Variable-Length: One Size Fits All
"When we demonstrate BG-BASE for prospective clients at institutions around the world, they're always amazed by the variable-length fields," says O'Neal. "Most of them are used to Access-type systems, where you only get so many characters to a field. If you run out of room typing into that box, you're just out of luck - you can't go any further.

"But we will open up a window in BG-BASE and start typing in a field, and typing and typing - hundreds, thousands of characters. People love that! If they have something to say about a plant or a maintenance technique or about a scientific name, they don't need weird little abbreviations so the data will fit the application, and they don't need to use clumsy memo fields. We're dealing with scientists, so accuracy and thoroughness are extremely important. That's why OpenInsight's variable-length approach is such an advantage."

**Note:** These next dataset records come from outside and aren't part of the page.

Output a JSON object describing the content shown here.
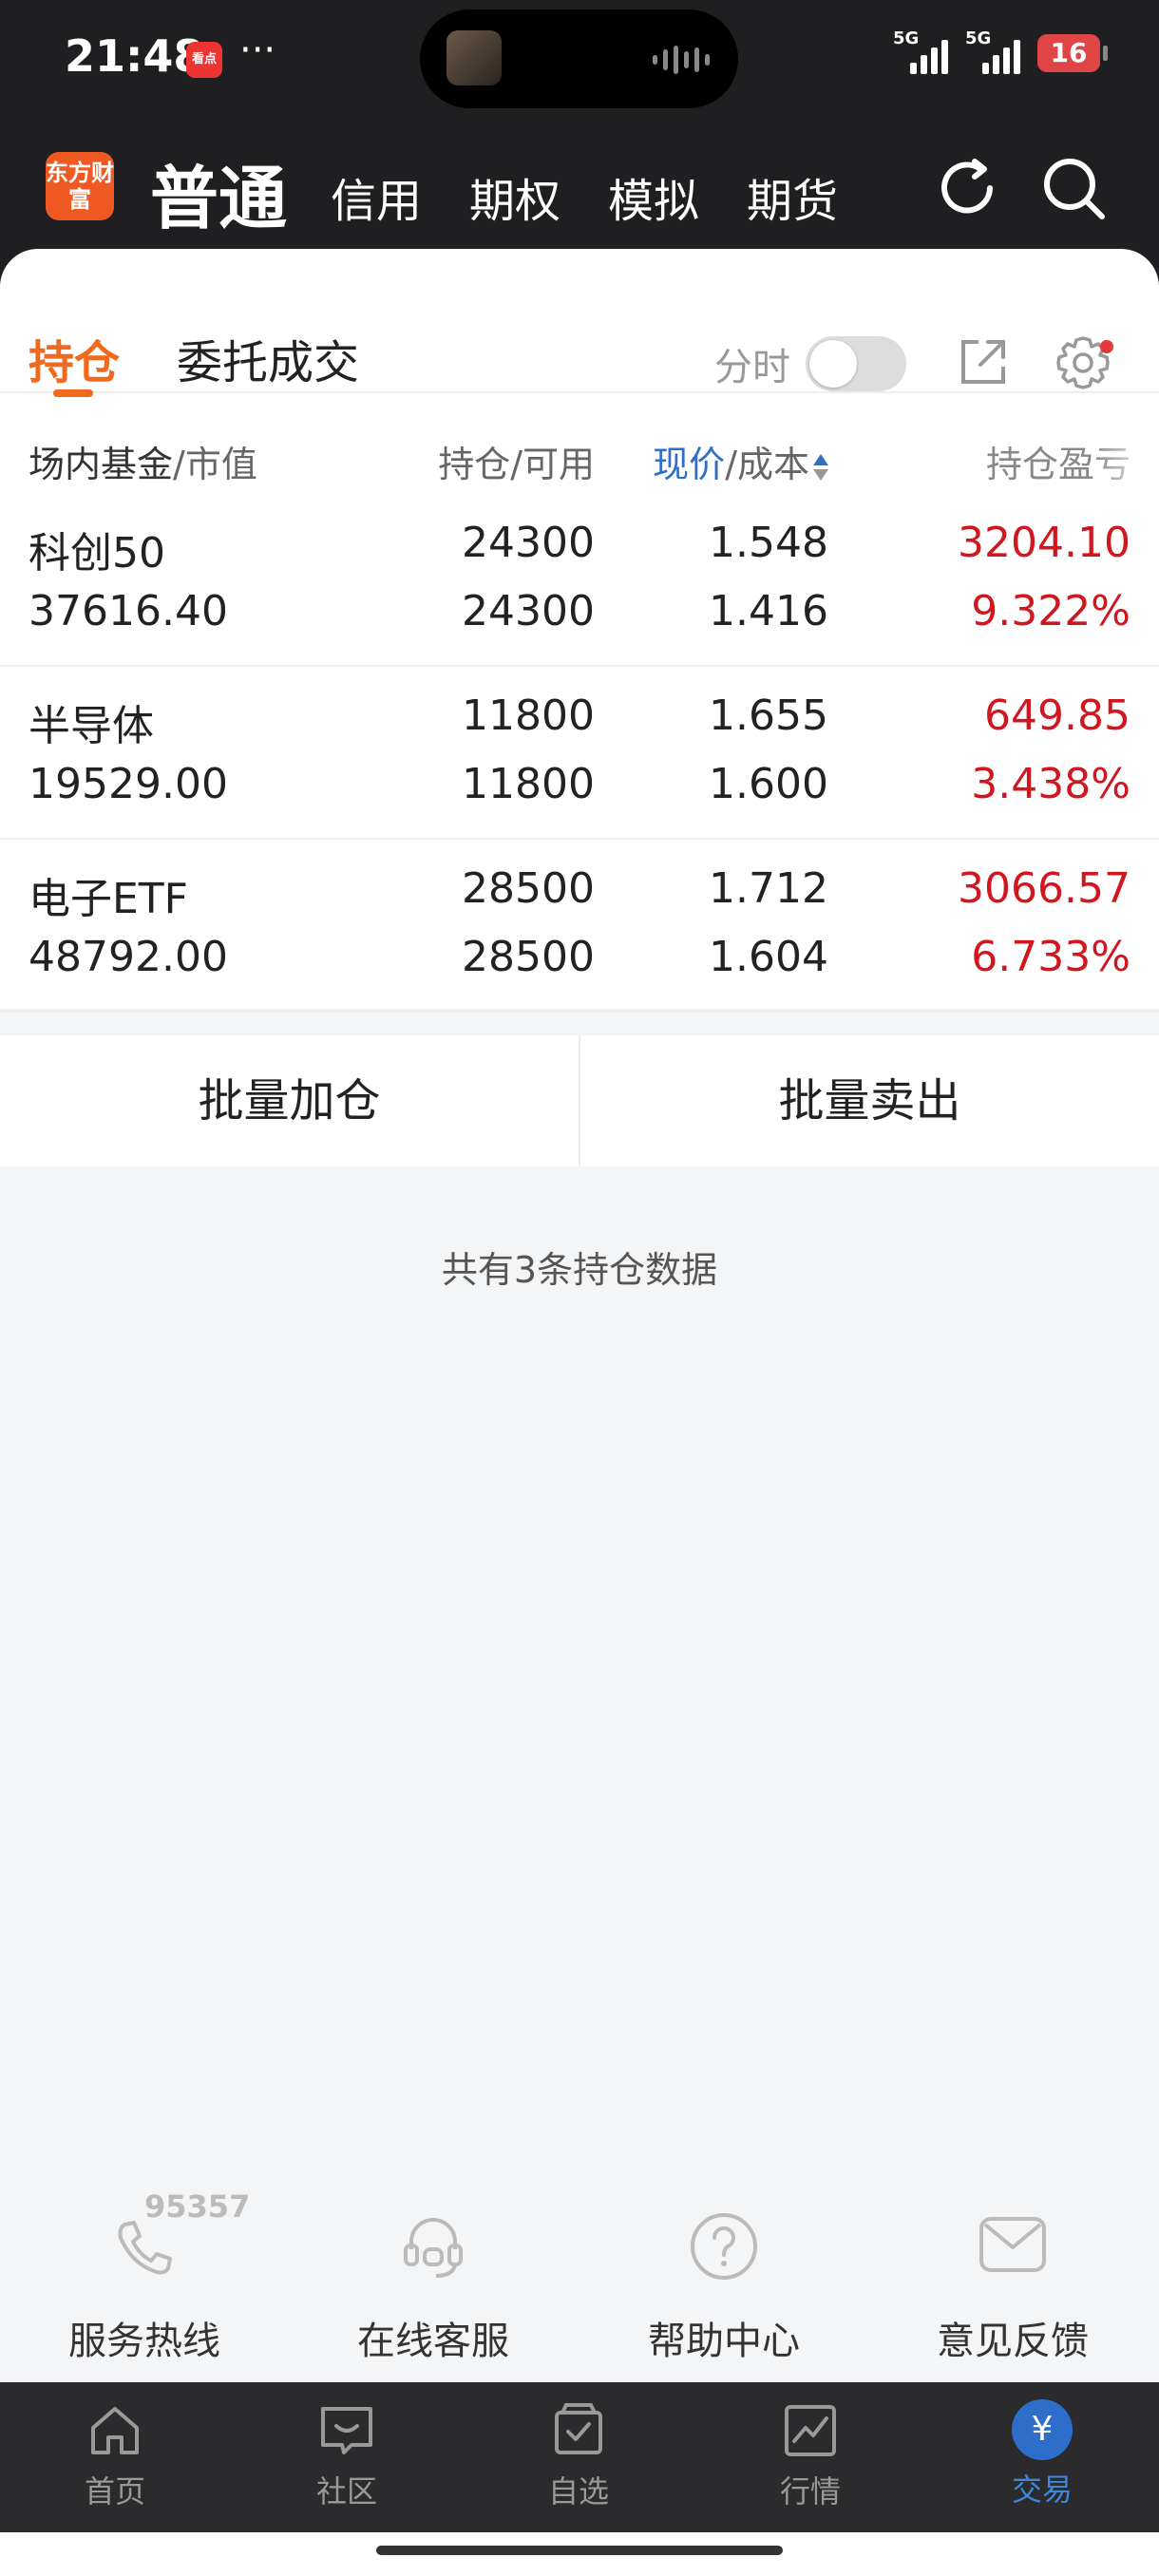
{
  "status_bar": {
    "time": "21:48",
    "app_icon_text": "看点",
    "more": "···",
    "signal1_label": "5G",
    "signal2_label": "5G",
    "battery": "16"
  },
  "header": {
    "logo_text": "东方财富",
    "active_mode": "普通",
    "modes": [
      "信用",
      "期权",
      "模拟",
      "期货"
    ]
  },
  "tabs": {
    "holdings": "持仓",
    "orders": "委托成交",
    "timeshare_label": "分时",
    "timeshare_on": false
  },
  "table": {
    "headers": {
      "name": "场内基金",
      "name_sub": "/市值",
      "position": "持仓/可用",
      "price": "现价",
      "price_sub": "/成本",
      "pnl": "持仓盈亏"
    },
    "rows": [
      {
        "name": "科创50",
        "market_value": "37616.40",
        "position": "24300",
        "available": "24300",
        "price": "1.548",
        "cost": "1.416",
        "pnl": "3204.10",
        "pnl_pct": "9.322%"
      },
      {
        "name": "半导体",
        "market_value": "19529.00",
        "position": "11800",
        "available": "11800",
        "price": "1.655",
        "cost": "1.600",
        "pnl": "649.85",
        "pnl_pct": "3.438%"
      },
      {
        "name": "电子ETF",
        "market_value": "48792.00",
        "position": "28500",
        "available": "28500",
        "price": "1.712",
        "cost": "1.604",
        "pnl": "3066.57",
        "pnl_pct": "6.733%"
      }
    ]
  },
  "batch": {
    "add": "批量加仓",
    "sell": "批量卖出"
  },
  "summary": "共有3条持仓数据",
  "services": [
    {
      "label": "服务热线",
      "icon": "phone-icon",
      "badge": "95357"
    },
    {
      "label": "在线客服",
      "icon": "headset-icon"
    },
    {
      "label": "帮助中心",
      "icon": "help-icon"
    },
    {
      "label": "意见反馈",
      "icon": "feedback-icon"
    }
  ],
  "bottom_nav": [
    {
      "label": "首页",
      "icon": "home-icon"
    },
    {
      "label": "社区",
      "icon": "community-icon"
    },
    {
      "label": "自选",
      "icon": "watchlist-icon"
    },
    {
      "label": "行情",
      "icon": "market-icon"
    },
    {
      "label": "交易",
      "icon": "trade-icon",
      "active": true,
      "icon_text": "¥"
    }
  ],
  "colors": {
    "accent": "#f06a1d",
    "loss_gain_red": "#d0161e",
    "nav_active": "#3d86d9",
    "header_bg": "#1f1f21"
  }
}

"The other important thing about variable-length is that you can fully atomize your field structure while still keeping the database overhead low," adds Walter. "BG-BASE contains over 21,000 fields: 9,000 data fields and 12,000 symbolic fields spread across some 300 tables. Any particular client typically uses only about 35% of it, picking and choosing what is needed at any given time. But having it all in there keeps our development costs low because we don't have to customize for every user, and users have a system they can grow without any artificially imposed constraints. You can't afford to do that in a fixed-length environment because it would take a huge amount of disk storage to reserve the space that you anticipate you might need for a data field. But variable-length fields expand and contract as needed, and the net result is that OpenInsight only needs about 1/30th of the disk space that fixed-length systems require."

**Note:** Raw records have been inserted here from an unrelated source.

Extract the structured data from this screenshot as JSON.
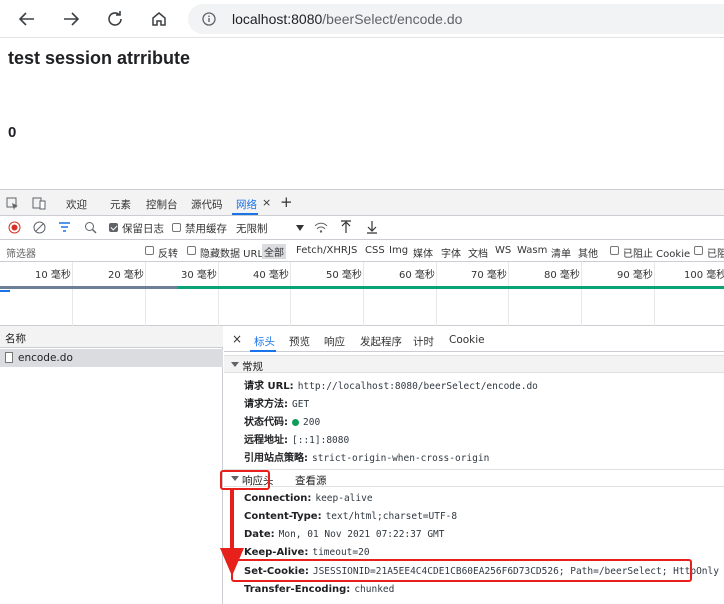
{
  "browser": {
    "url_host": "localhost:8080",
    "url_path": "/beerSelect/encode.do"
  },
  "page": {
    "title": "test session atrribute",
    "count": "0"
  },
  "devtools": {
    "tabs": [
      "欢迎",
      "元素",
      "控制台",
      "源代码",
      "网络"
    ],
    "tab_close": "×",
    "tab_add": "+",
    "controls": {
      "preserve_log": "保留日志",
      "disable_cache": "禁用缓存",
      "throttle": "无限制"
    },
    "filter": {
      "placeholder": "筛选器",
      "invert": "反转",
      "hide_data_urls": "隐藏数据 URL",
      "types": [
        "全部",
        "Fetch/XHR",
        "JS",
        "CSS",
        "Img",
        "媒体",
        "字体",
        "文档",
        "WS",
        "Wasm",
        "清单",
        "其他"
      ],
      "blocked_cookies": "已阻止 Cookie",
      "blocked_requests": "已阻"
    },
    "timeline": {
      "ticks": [
        "10 毫秒",
        "20 毫秒",
        "30 毫秒",
        "40 毫秒",
        "50 毫秒",
        "60 毫秒",
        "70 毫秒",
        "80 毫秒",
        "90 毫秒",
        "100 毫秒"
      ]
    },
    "request_list": {
      "header": "名称",
      "rows": [
        "encode.do"
      ]
    },
    "detail_tabs": [
      "×",
      "标头",
      "预览",
      "响应",
      "发起程序",
      "计时",
      "Cookie"
    ],
    "general": {
      "title": "常规",
      "rows": [
        {
          "k": "请求 URL:",
          "v": "http://localhost:8080/beerSelect/encode.do"
        },
        {
          "k": "请求方法:",
          "v": "GET"
        },
        {
          "k": "状态代码:",
          "v": "200"
        },
        {
          "k": "远程地址:",
          "v": "[::1]:8080"
        },
        {
          "k": "引用站点策略:",
          "v": "strict-origin-when-cross-origin"
        }
      ]
    },
    "response_headers": {
      "title": "响应头",
      "view_source": "查看源",
      "rows": [
        {
          "k": "Connection:",
          "v": "keep-alive"
        },
        {
          "k": "Content-Type:",
          "v": "text/html;charset=UTF-8"
        },
        {
          "k": "Date:",
          "v": "Mon, 01 Nov 2021 07:22:37 GMT"
        },
        {
          "k": "Keep-Alive:",
          "v": "timeout=20"
        },
        {
          "k": "Set-Cookie:",
          "v": "JSESSIONID=21A5EE4C4CDE1CB60EA256F6D73CD526; Path=/beerSelect; HttpOnly"
        },
        {
          "k": "Transfer-Encoding:",
          "v": "chunked"
        }
      ]
    }
  },
  "colors": {
    "accent": "#1a73e8",
    "annotation": "#e8201b",
    "status_ok": "#0d9d58"
  }
}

"Of course, people don't worry quite so much about storage space these days, but there's a speed advantage as well," continues Walter. "It takes time for a hard disk head to move over a large amount of blank spaces reserved for fixed-length systems. But if it's moving over densely packed data that doesn't have millions of bytes of blanks, it goes much faster. Per-record access times remain remarkably flat, no matter how large the table becomes. That has allowed us to create a completely open-ended application - and that is why BG-BASE was selected to manage information for a 25-year project to produce the only global assessment of the conservation status of all plants."

The Value of MultiValue
By using OpenInsight, BG-BASE also offers the power of MultiValue architecture. "That is so important to our users, and it's another thing that always impresses them during a demonstration," O'Neal explained. "For example, a plant can only exist in one location at a time. But over the course of the life of that plant, it may have been moved to 5 locations, or to 20 locations. In BG-BASE, we simply set that up as a MultiValue field, with the current location of that plant recorded as the first value. Likewise, many institutions conduct annual inventories to evaluate the condition of their plants. Again, these are set up as MultiValue fields, with the most recent observation located on the top line. All of this crucial information is sitting there in one record for the user to see."

21 Years and Counting!
Walter says they're sticking with OpenInsight. "Ever since we first bought a Revelation product and opened those 5-1/4" floppies, as they were then, we've never looked back. Revelation is the obvious and I think only solution for managing textual data of inherently variable nature and with very complex relationships. There's nothing that can touch the tools that Revelation has been putting out for the last 20 years."

O'Neal concurs. "We feel quite comfortable hitching our wagon to Revelation Software. They are responsive to us as developers. If we need a feature or have a suggestion, more likely than not it will end up in their next upgrade. What more could you want?"